En la economía mosaica cada aspecto de la solución del problema del pecado estaba vinculado con el santuario. El ciclo anual de sacrificios y ceremonias prefiguraban, a los ojos de la fe, los distintos aspectos del ministerio de Cristo: su perfecto sacrificio en la cruz, hecho una vez y para siempre, su mediación sacerdotal en el santuario celestial en favor del pecador arrepentido, y el juicio final que conduce la obra de la redención hacia una gloriosa consumación. El santuario era el mejor camino para proclamar que sólo Dios puede proveer un remedio para el pecado y que este remedio debe buscarse donde Dios lo ofrece. No hay un remedio alternativo. “Mirad a mí, y sed salvos, todos los términos de la tierra, porque yo soy Dios, y no hay más” (Isa. 45:22). Además, el hecho de que este remedio para el pecado debe buscarse en el santuario y no en otro lugar, debiera evitar la vana búsqueda de cualquier medio humano de salvación. El pecador debe reconocer humildemente su total dependencia de Dios para recibir perdón y vida eterna.

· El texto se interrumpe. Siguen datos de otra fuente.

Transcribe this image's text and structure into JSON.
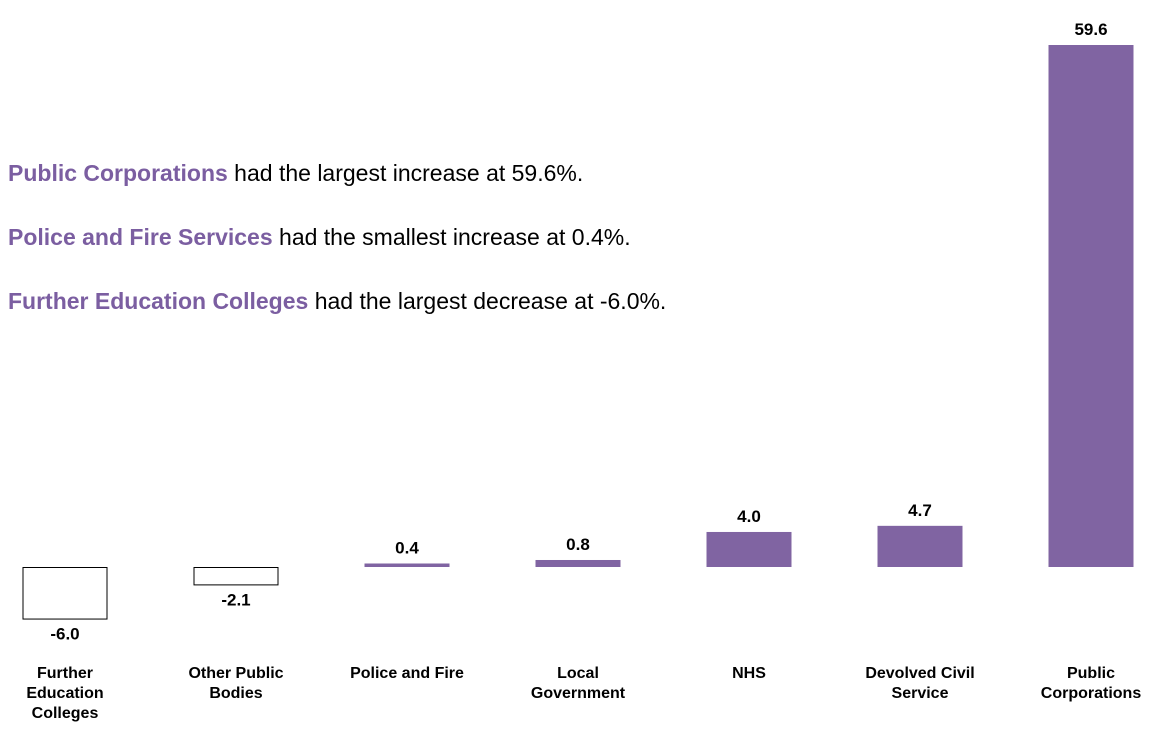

Este énfasis del Antiguo Testamento se traslada al Nuevo Testamento. Pedro dice sin ninguna ambigüedad: “Y en ningún otro hay salvación; porque no hay otro nombre bajo el cielo, dado a los hombres, en que podamos ser salvos” (Hech. 4:12). Esta exclusividad tan radical suena escandalosa al hombre moderno educado en una tradición humanista. Así como el agudo filo de las convicciones cristianas es erosionado por los ácidos del modernismo, tal postura carente de compromiso es considerada pasada de moda por algunos.

En esta época de evangelios antropocéntricos sustentados sobre premisas seculares, la doctrina del santuario celestial viene a ser el recordativo oportuno de que la salvación encuentra su única fuente en Dios. No puede ser de otra forma; Dios en Cristo es el alfa y la omega en toda la historia de la redención, y todas las fases del plan de redención están centralizadas en el cielo. El profeta Ezequiel en su visión culminante contempló un río que sale del templo, cuyas aguas vivificantes transforman el árido desierto en un fructífero vergel (véase Eze. 47:1-12). ¿Hay alguna descripción más adecuada que pueda comunicar las buenas nuevas de que la salvación procede de Dios, quien “está en su santo templo” (Hab. 2:20)?

Sobre el autor: Siegfried J. Schwantes, actualmente jubilado, era director del Seminario Adventista de Francia, en Collonges, Francia, cuando escribió este artículo.